Le risque est de transformer la délégation en abandon pur et simple. Le chef transfère sur ses subordonnés les tâches dont il ne veut pas ; il n’assume plus rien de leur conduite.

 

c) Le style persuasif

« Je décide. Je vous fais adhérer à ce que j’ai décidé ».

Cela fleure la manipulation du patron (ou du chef religieux) charismatique.

 

d) Le style participatif

« Vous participez aux objectifs prédéfinis. »

L’apport de chacun est réel, mais au service des décisions prises en amont. Avec un brin de condescendance : « je vous donne le sens. À vous la liberté de voir comment le mettre en oeuvre. »

 

 e) Le style collaboratif

« Nous construisons ensemble les objectifs et les moyens pour y arriver ».

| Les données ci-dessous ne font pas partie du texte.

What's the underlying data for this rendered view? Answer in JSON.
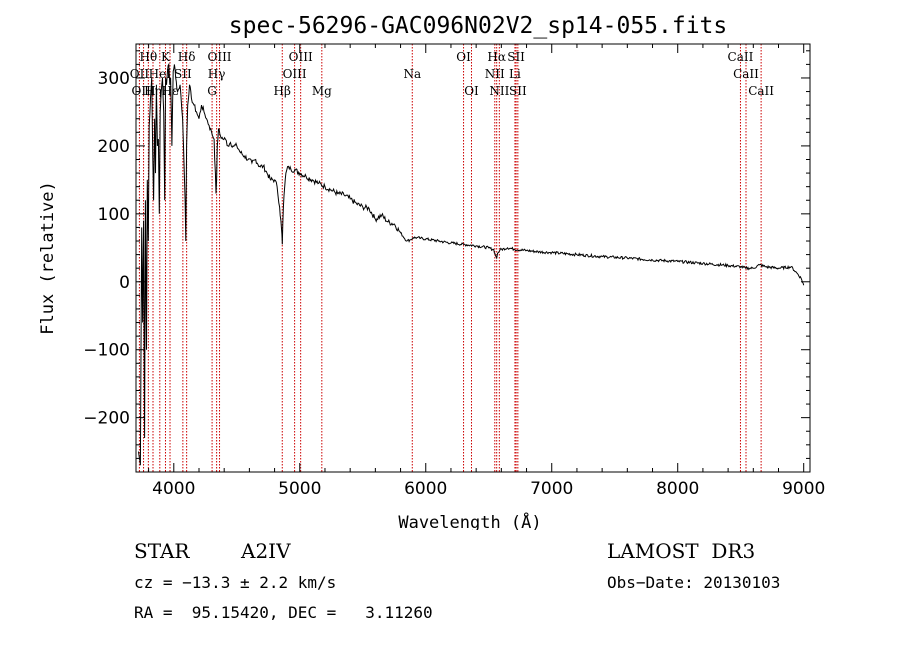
{
  "chart_data": {
    "type": "line",
    "title": "spec-56296-GAC096N02V2_sp14-055.fits",
    "xlabel": "Wavelength (Å)",
    "ylabel": "Flux (relative)",
    "xlim": [
      3700,
      9050
    ],
    "ylim": [
      -280,
      350
    ],
    "x_ticks": [
      4000,
      5000,
      6000,
      7000,
      8000,
      9000
    ],
    "y_ticks": [
      -200,
      -100,
      0,
      100,
      200,
      300
    ],
    "x_tick_labels": [
      "4000",
      "5000",
      "6000",
      "7000",
      "8000",
      "9000"
    ],
    "y_tick_labels": [
      "−200",
      "−100",
      "0",
      "100",
      "200",
      "300"
    ],
    "series": [
      {
        "name": "spectrum",
        "x": [
          3720,
          3735,
          3745,
          3752,
          3760,
          3768,
          3775,
          3783,
          3790,
          3798,
          3805,
          3815,
          3825,
          3833,
          3840,
          3848,
          3855,
          3862,
          3870,
          3878,
          3885,
          3892,
          3900,
          3910,
          3920,
          3928,
          3935,
          3942,
          3950,
          3960,
          3968,
          3975,
          3985,
          3995,
          4005,
          4015,
          4030,
          4050,
          4070,
          4090,
          4095,
          4102,
          4110,
          4125,
          4140,
          4160,
          4180,
          4200,
          4220,
          4240,
          4260,
          4280,
          4300,
          4320,
          4335,
          4340,
          4345,
          4355,
          4370,
          4390,
          4410,
          4430,
          4450,
          4470,
          4500,
          4530,
          4560,
          4590,
          4620,
          4650,
          4680,
          4710,
          4740,
          4770,
          4800,
          4820,
          4840,
          4850,
          4858,
          4861,
          4865,
          4870,
          4880,
          4890,
          4910,
          4930,
          4960,
          5000,
          5050,
          5100,
          5150,
          5200,
          5250,
          5300,
          5350,
          5400,
          5450,
          5500,
          5550,
          5600,
          5650,
          5700,
          5750,
          5800,
          5850,
          5880,
          5900,
          5930,
          5960,
          6000,
          6100,
          6200,
          6300,
          6400,
          6500,
          6540,
          6555,
          6563,
          6570,
          6590,
          6650,
          6700,
          6800,
          6900,
          7000,
          7200,
          7400,
          7600,
          7800,
          8000,
          8200,
          8400,
          8500,
          8540,
          8600,
          8650,
          8700,
          8800,
          8900,
          8950,
          8980,
          8995,
          9000
        ],
        "y": [
          -250,
          -270,
          80,
          -60,
          90,
          -230,
          120,
          -100,
          150,
          60,
          230,
          270,
          300,
          180,
          120,
          240,
          160,
          290,
          200,
          210,
          100,
          250,
          280,
          300,
          250,
          120,
          300,
          290,
          310,
          320,
          290,
          300,
          200,
          310,
          320,
          300,
          280,
          290,
          240,
          120,
          60,
          200,
          260,
          290,
          270,
          260,
          250,
          240,
          260,
          250,
          240,
          230,
          220,
          210,
          130,
          150,
          200,
          225,
          215,
          210,
          210,
          200,
          205,
          200,
          200,
          190,
          185,
          180,
          175,
          180,
          170,
          170,
          160,
          150,
          150,
          140,
          110,
          90,
          70,
          55,
          85,
          110,
          140,
          160,
          170,
          165,
          165,
          160,
          155,
          150,
          145,
          140,
          135,
          130,
          128,
          122,
          115,
          110,
          108,
          92,
          98,
          88,
          85,
          72,
          60,
          62,
          65,
          65,
          64,
          63,
          60,
          57,
          55,
          53,
          50,
          47,
          38,
          35,
          42,
          47,
          50,
          48,
          46,
          44,
          43,
          40,
          37,
          35,
          32,
          30,
          27,
          24,
          22,
          20,
          20,
          25,
          22,
          20,
          22,
          12,
          5,
          -2,
          -5
        ]
      }
    ],
    "spectral_lines": [
      {
        "label": "Hθ",
        "wavelength": 3798,
        "row": 1
      },
      {
        "label": "K",
        "wavelength": 3934,
        "row": 1
      },
      {
        "label": "Hδ",
        "wavelength": 4102,
        "row": 1
      },
      {
        "label": "OIII",
        "wavelength": 4363,
        "row": 1
      },
      {
        "label": "OIII",
        "wavelength": 5007,
        "row": 1
      },
      {
        "label": "OI",
        "wavelength": 6300,
        "row": 1
      },
      {
        "label": "Hα",
        "wavelength": 6563,
        "row": 1
      },
      {
        "label": "SII",
        "wavelength": 6717,
        "row": 1
      },
      {
        "label": "CaII",
        "wavelength": 8498,
        "row": 1
      },
      {
        "label": "OII",
        "wavelength": 3727,
        "row": 2
      },
      {
        "label": "HeI",
        "wavelength": 3889,
        "row": 2
      },
      {
        "label": "SII",
        "wavelength": 4072,
        "row": 2
      },
      {
        "label": "Hγ",
        "wavelength": 4340,
        "row": 2
      },
      {
        "label": "OIII",
        "wavelength": 4959,
        "row": 2
      },
      {
        "label": "Na",
        "wavelength": 5893,
        "row": 2
      },
      {
        "label": "NII",
        "wavelength": 6548,
        "row": 2
      },
      {
        "label": "Li",
        "wavelength": 6708,
        "row": 2
      },
      {
        "label": "CaII",
        "wavelength": 8542,
        "row": 2
      },
      {
        "label": "OIII",
        "wavelength": 3760,
        "row": 3
      },
      {
        "label": "Hη",
        "wavelength": 3835,
        "row": 3
      },
      {
        "label": "Hε",
        "wavelength": 3970,
        "row": 3
      },
      {
        "label": "G",
        "wavelength": 4304,
        "row": 3
      },
      {
        "label": "Hβ",
        "wavelength": 4861,
        "row": 3
      },
      {
        "label": "Mg",
        "wavelength": 5175,
        "row": 3
      },
      {
        "label": "OI",
        "wavelength": 6363,
        "row": 3
      },
      {
        "label": "NII",
        "wavelength": 6584,
        "row": 3
      },
      {
        "label": "SII",
        "wavelength": 6731,
        "row": 3
      },
      {
        "label": "CaII",
        "wavelength": 8662,
        "row": 3
      }
    ]
  },
  "info": {
    "object_class": "STAR",
    "subclass": "A2IV",
    "survey": "LAMOST  DR3",
    "cz": "cz = −13.3 ± 2.2 km/s",
    "obs_date": "Obs−Date: 20130103",
    "coords": "RA =  95.15420, DEC =   3.11260"
  }
}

Le responsable d’équipe doit alors arriver devant elle avec une feuille blanche : quels sont les problèmes, les défis que nous devons relever ? comment peut-on s’y prendre ? Travaillons ensemble à définir des pistes d’action.

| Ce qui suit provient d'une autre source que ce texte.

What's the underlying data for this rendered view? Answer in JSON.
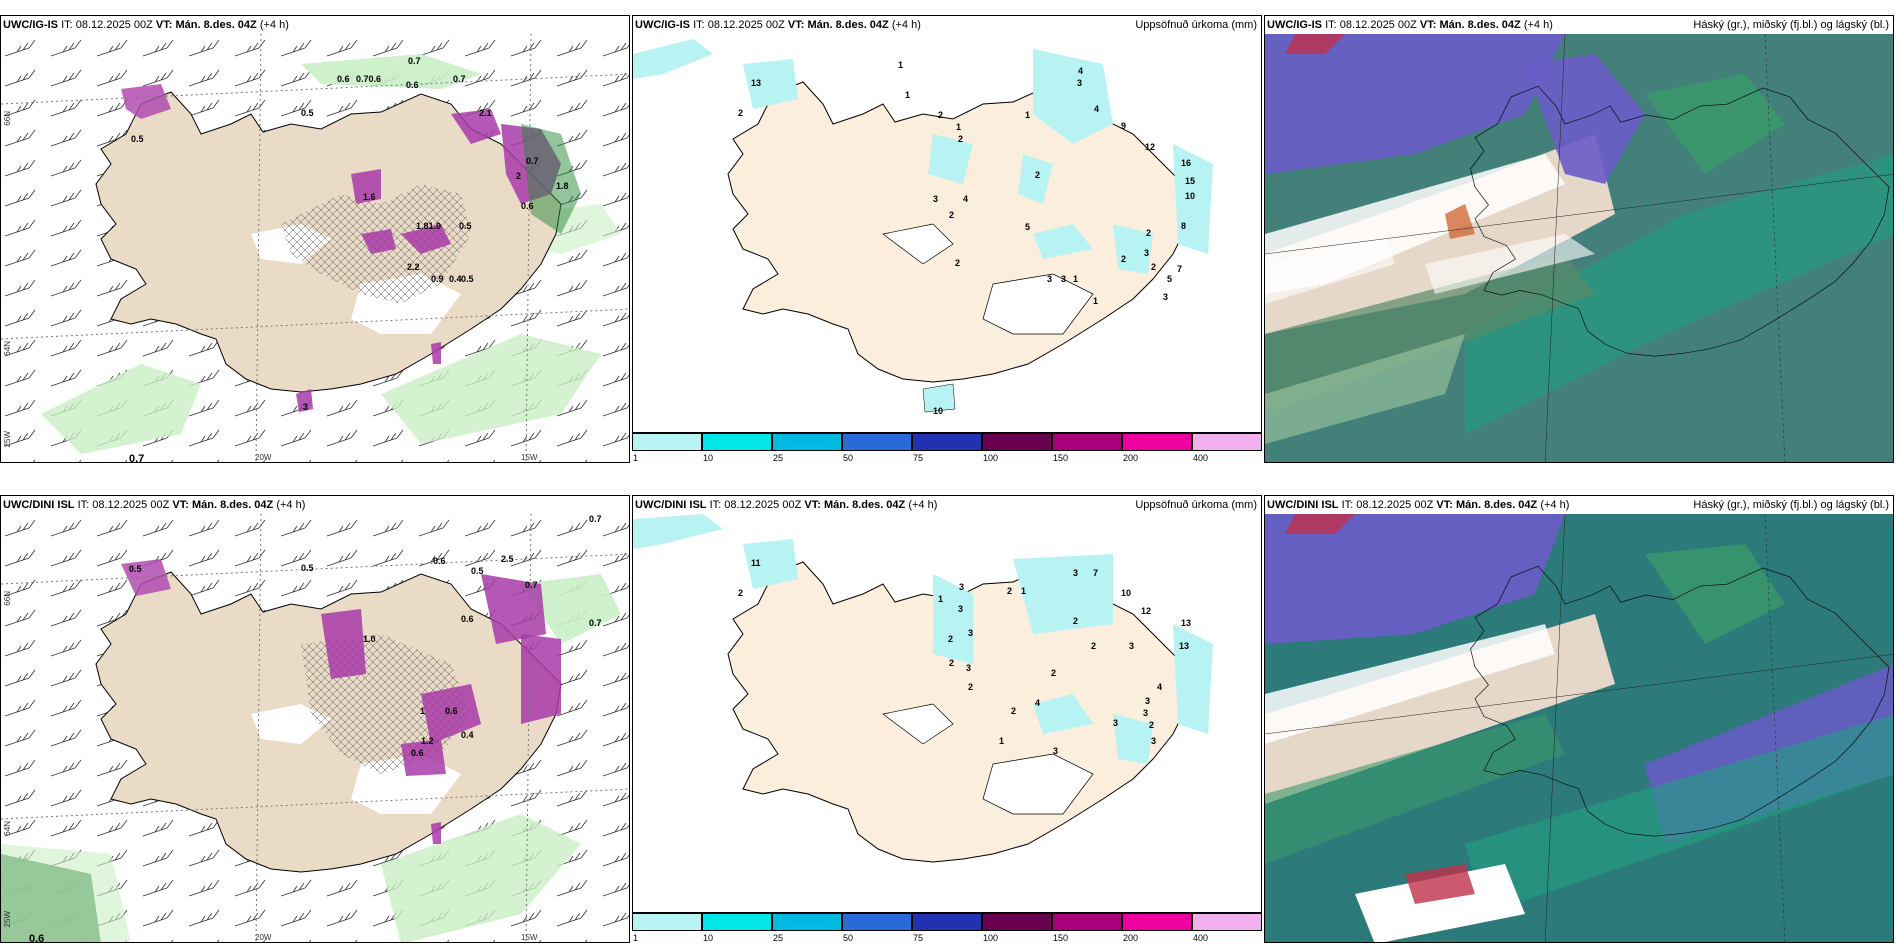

Il ne peut ainsi lâcher prise sur sa propre vision du problème que s’il adopte la posture du servant leader : non pas faire, mais laisser-faire son équipe, ce qui demande un actif travail d’animation du débat, de régulation de la parole, de fédération des opinions diverses, de capacité à faire émerger naturellement une action de l’équipe au lieu d’imposer la sienne.

Cela ira jusqu’à définir avec son équipe les questions à se poser, les problèmes à identifier, les règles à se donner etc?

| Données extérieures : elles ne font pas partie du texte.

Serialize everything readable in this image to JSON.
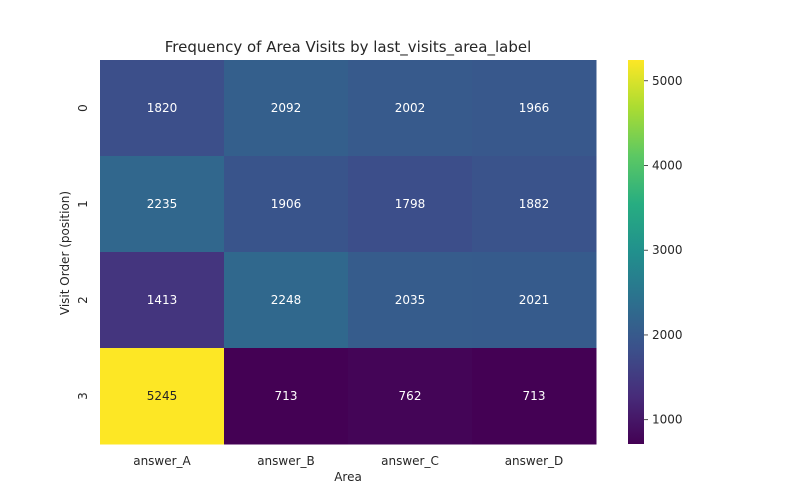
{
  "chart_data": {
    "type": "heatmap",
    "title": "Frequency of Area Visits by last_visits_area_label",
    "xlabel": "Area",
    "ylabel": "Visit Order (position)",
    "x_categories": [
      "answer_A",
      "answer_B",
      "answer_C",
      "answer_D"
    ],
    "y_categories": [
      "0",
      "1",
      "2",
      "3"
    ],
    "values": [
      [
        1820,
        2092,
        2002,
        1966
      ],
      [
        2235,
        1906,
        1798,
        1882
      ],
      [
        1413,
        2248,
        2035,
        2021
      ],
      [
        5245,
        713,
        762,
        713
      ]
    ],
    "colorbar": {
      "colormap": "viridis",
      "range": [
        713,
        5245
      ],
      "ticks": [
        1000,
        2000,
        3000,
        4000,
        5000
      ]
    },
    "grid": false
  }
}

Bref, le manager qui veut travailler en mode collaboratif pratiquera un non-agir en parfaite consonance avec le laisser-faire de l’Évangile, le non-agir taoïste et le détachement de Maître Eckhart !

 laisser faire

 

Étonnant comme un concept peut s’avérer fécond lorsqu’il devient nomade…

Appliquez le laisser-faire du baptême du Christ aux sciences du management, il faut oser ! Et pourtant, c’est une piste solide pour libérer l’autonomie, la créativité et la responsabilité des équipes (et les baptisés  en ce qui concerne le gouvernement de l’Église), pour épouser les événements professionnels et en faire émerger autre chose, non déterminé à l’avance.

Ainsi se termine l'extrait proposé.